Hacker News new | ask | show | jobs
by threatofrain 1953 days ago
How would you have an effective petition in the EU without verifying that petitioners are EU citizens? Then this petition would be reduced to a singular PR push.
2 comments

Can't each country have a platform where you kind of validate it in kind of this way.

- Select the country, get redirected to the sovereign identity auth platform

- There you can log in/provide the details in the sovereign run platform.

- The sovereign run platform validates and sends out a unique anyonymized hash for the user which the platform can store to keep count.

This can be used for other validation purposes as well which are not limited to just petitions and the data returned by the platform can be scoped to the requester sort of like Oauth.

To make it even better for privacy, you can introduce the concept of an application identifier which will be unique for petition/form etc. The hash will be unique with the application identifier scope, so outside platforms can't correlate individual identity through multiple petitions.

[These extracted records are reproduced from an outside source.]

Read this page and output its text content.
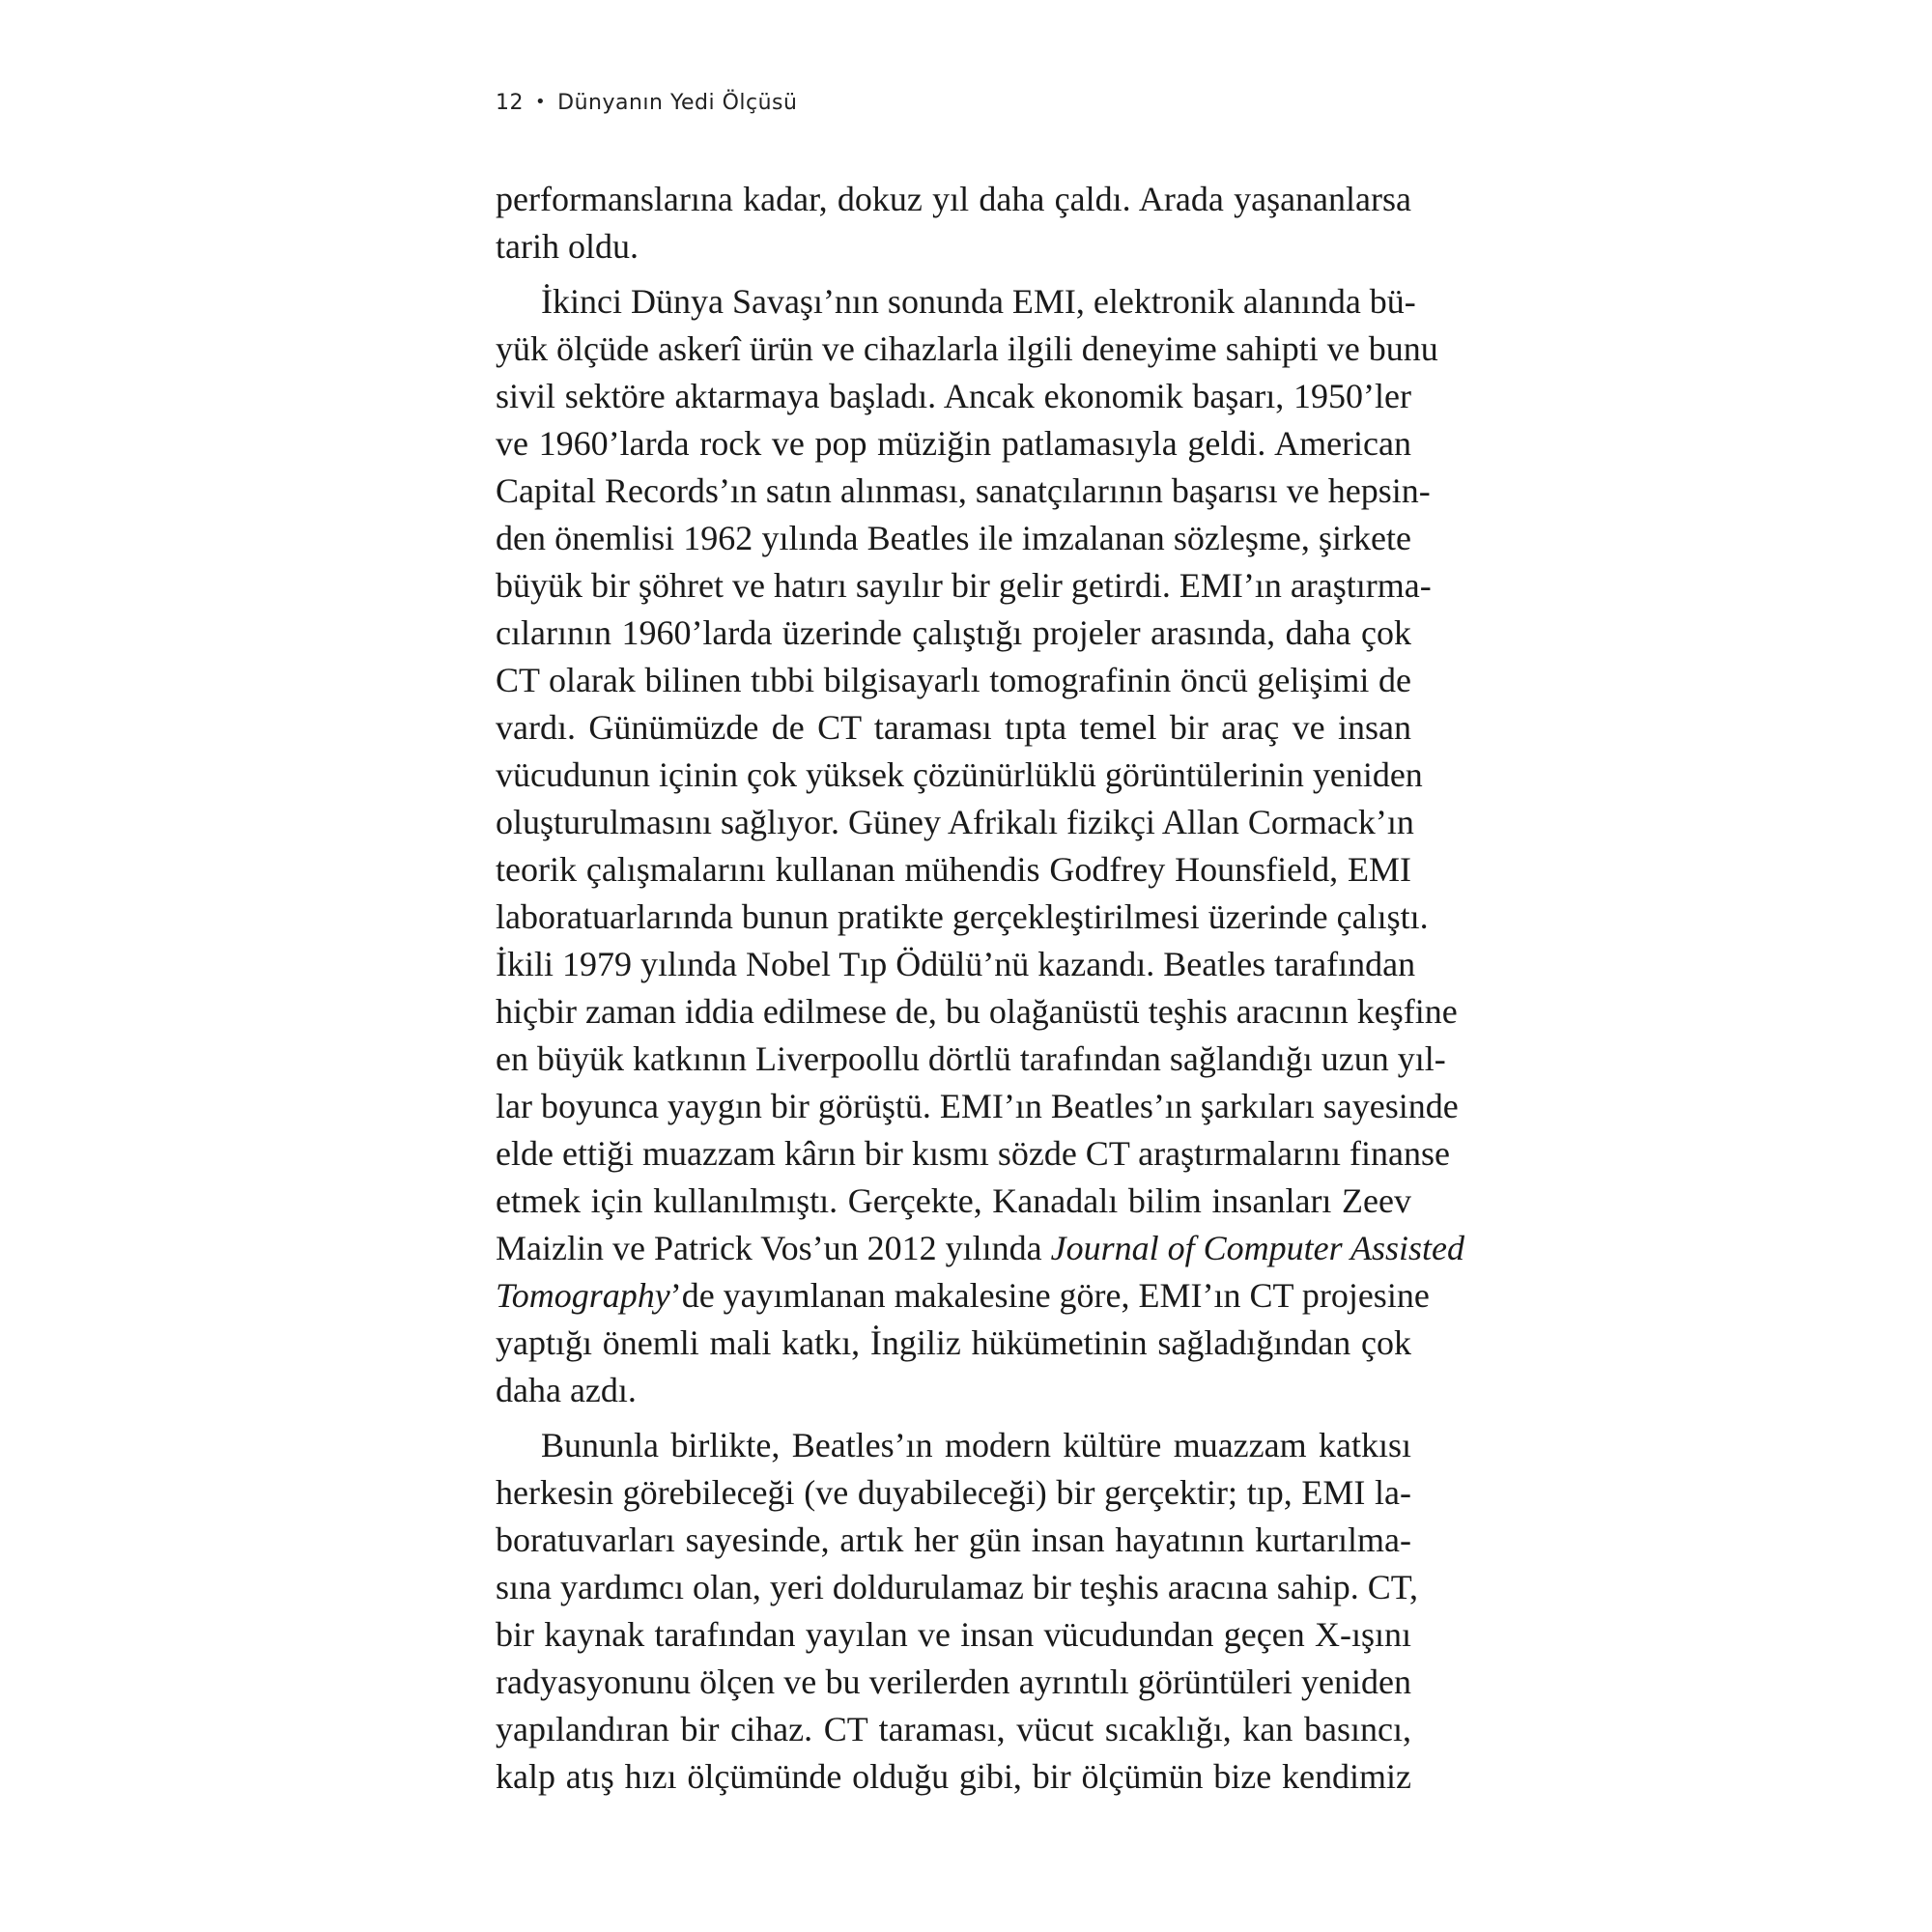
12 • Dünyanın Yedi Ölçüsü
performanslarına kadar, dokuz yıl daha çaldı. Arada yaşananlarsa
tarih oldu.
İkinci Dünya Savaşı’nın sonunda EMI, elektronik alanında bü-
yük ölçüde askerî ürün ve cihazlarla ilgili deneyime sahipti ve bunu
sivil sektöre aktarmaya başladı. Ancak ekonomik başarı, 1950’ler
ve 1960’larda rock ve pop müziğin patlamasıyla geldi. American
Capital Records’ın satın alınması, sanatçılarının başarısı ve hepsin-
den önemlisi 1962 yılında Beatles ile imzalanan sözleşme, şirkete
büyük bir şöhret ve hatırı sayılır bir gelir getirdi. EMI’ın araştırma-
cılarının 1960’larda üzerinde çalıştığı projeler arasında, daha çok
CT olarak bilinen tıbbi bilgisayarlı tomografinin öncü gelişimi de
vardı. Günümüzde de CT taraması tıpta temel bir araç ve insan
vücudunun içinin çok yüksek çözünürlüklü görüntülerinin yeniden
oluşturulmasını sağlıyor. Güney Afrikalı fizikçi Allan Cormack’ın
teorik çalışmalarını kullanan mühendis Godfrey Hounsfield, EMI
laboratuarlarında bunun pratikte gerçekleştirilmesi üzerinde çalıştı.
İkili 1979 yılında Nobel Tıp Ödülü’nü kazandı. Beatles tarafından
hiçbir zaman iddia edilmese de, bu olağanüstü teşhis aracının keşfine
en büyük katkının Liverpoollu dörtlü tarafından sağlandığı uzun yıl-
lar boyunca yaygın bir görüştü. EMI’ın Beatles’ın şarkıları sayesinde
elde ettiği muazzam kârın bir kısmı sözde CT araştırmalarını finanse
etmek için kullanılmıştı. Gerçekte, Kanadalı bilim insanları Zeev
Maizlin ve Patrick Vos’un 2012 yılında Journal of Computer Assisted
Tomography’de yayımlanan makalesine göre, EMI’ın CT projesine
yaptığı önemli mali katkı, İngiliz hükümetinin sağladığından çok
daha azdı.
Bununla birlikte, Beatles’ın modern kültüre muazzam katkısı
herkesin görebileceği (ve duyabileceği) bir gerçektir; tıp, EMI la-
boratuvarları sayesinde, artık her gün insan hayatının kurtarılma-
sına yardımcı olan, yeri doldurulamaz bir teşhis aracına sahip. CT,
bir kaynak tarafından yayılan ve insan vücudundan geçen X-ışını
radyasyonunu ölçen ve bu verilerden ayrıntılı görüntüleri yeniden
yapılandıran bir cihaz. CT taraması, vücut sıcaklığı, kan basıncı,
kalp atış hızı ölçümünde olduğu gibi, bir ölçümün bize kendimiz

You don’t need to ask for the social security number equivalent to verify citizenship. By itself it doesn’t help in that context since residents get one too.

If you try the form for different countries, in a lot of cases they don’t ask for that particular identifier, because they legally can’t, and ask for address information instead. That’s still a little creepy, but a whole lot less.

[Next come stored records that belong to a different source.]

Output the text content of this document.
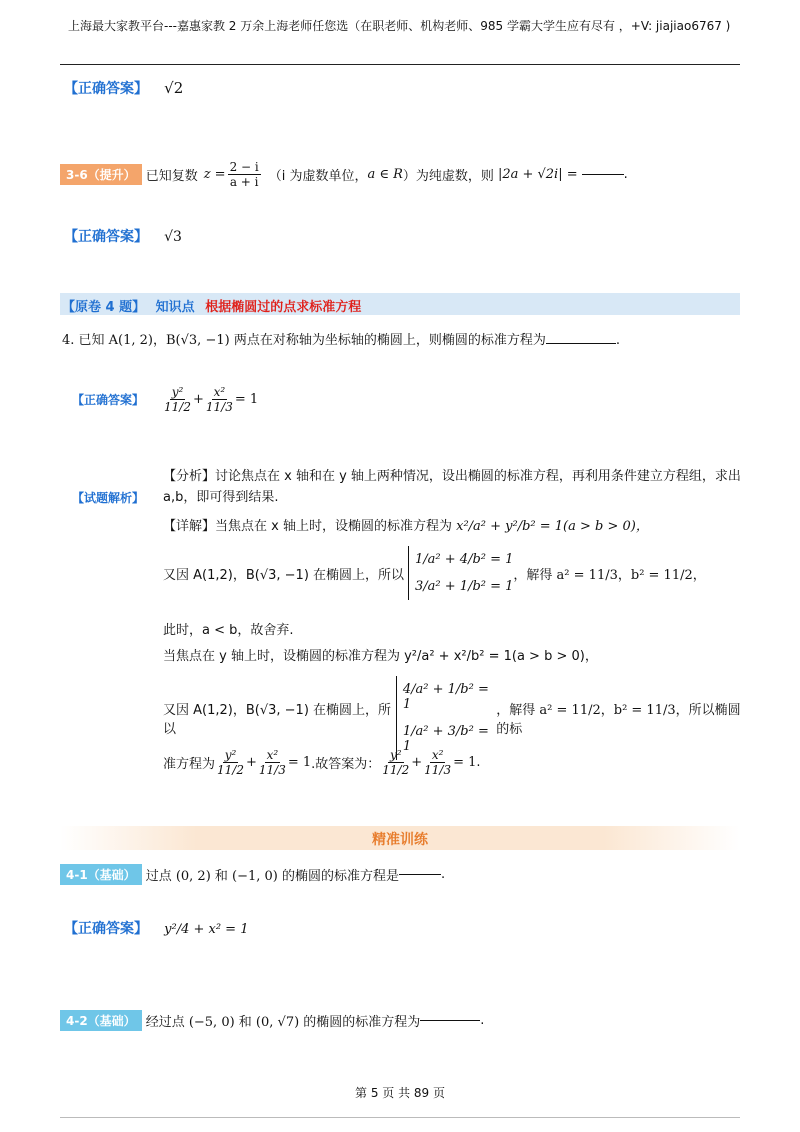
上海最大家教平台---嘉惠家教 2 万余上海老师任您选（在职老师、机构老师、985 学霸大学生应有尽有 ，+V: jiajiao6767 )
【正确答案】 √2
3-6（提升） 已知复数 $z = \frac{2 - i}{a + i} (i$ 为虚数单位， a ∈ R ）为纯虚数，则 |2a + √2i| =	.
【正确答案】 √3
【原卷 4 题】 知识点 根据椭圆过的点求标准方程
4. 已知 A(1, 2)，B(√3, −1) 两点在对称轴为坐标轴的椭圆上，则椭圆的标准方程为	.
【正确答案】 $\frac{\text{y²}}{11/2} + \frac{\text{x²}}{11/3} = 1$
【试题解析】
【分析】讨论焦点在 x 轴和在 y 轴上两种情况，设出椭圆的标准方程，再利用条件建立方程组，求出 a,b，即可得到结果.
【详解】当焦点在 x 轴上时，设椭圆的标准方程为 x²/a² + y²/b² = 1(a > b > 0)，
又因 A(1,2)，B(√3, −1) 在椭圆上，所以
1/a² + 4/b² = 1
3/a² + 1/b² = 1
，解得 a² = 11/3，b² = 11/2，
此时，a < b，故舍弃.
当焦点在 y 轴上时，设椭圆的标准方程为 y²/a² + x²/b² = 1(a > b > 0)，
又因 A(1,2)，B(√3, −1) 在椭圆上，所以
4/a² + 1/b² = 1
1/a² + 3/b² = 1
，解得 a² = 11/2，b² = 11/3，所以椭圆的标
准方程为 $\frac{\text{y²}}{11/2} + \frac{\text{x²}}{11/3} = 1$ .故答案为： $\frac{\text{y²}}{11/2} + \frac{\text{x²}}{11/3} = 1$ .
精准训练
4-1（基础） 过点 (0, 2) 和 (−1, 0) 的椭圆的标准方程是	.
【正确答案】 y²/4 + x² = 1
4-2（基础） 经过点 (−5, 0) 和 (0, √7) 的椭圆的标准方程为	.
第 5 页 共 89 页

In some countries, like Poland, you don't have to have your address registered with the government. PESEL and your ID number are a sort of multi-factor authentication mechanism.
Residents in much of the EU get plenty of rights, including voting in local elections. So why not? They live there, and their biometrics are being collected too.
I didn’t say at any point that residents shouldn’t get to vote on this. But they’re looking to verify citizenship, not residency.
Personally, I have less problem with giving my ID than my address. It's the address what feels creepy to me.

>>"By itself it doesn’t help in that context since residents get one too."

At least in my country that's not true. The resident but not citizen number is different.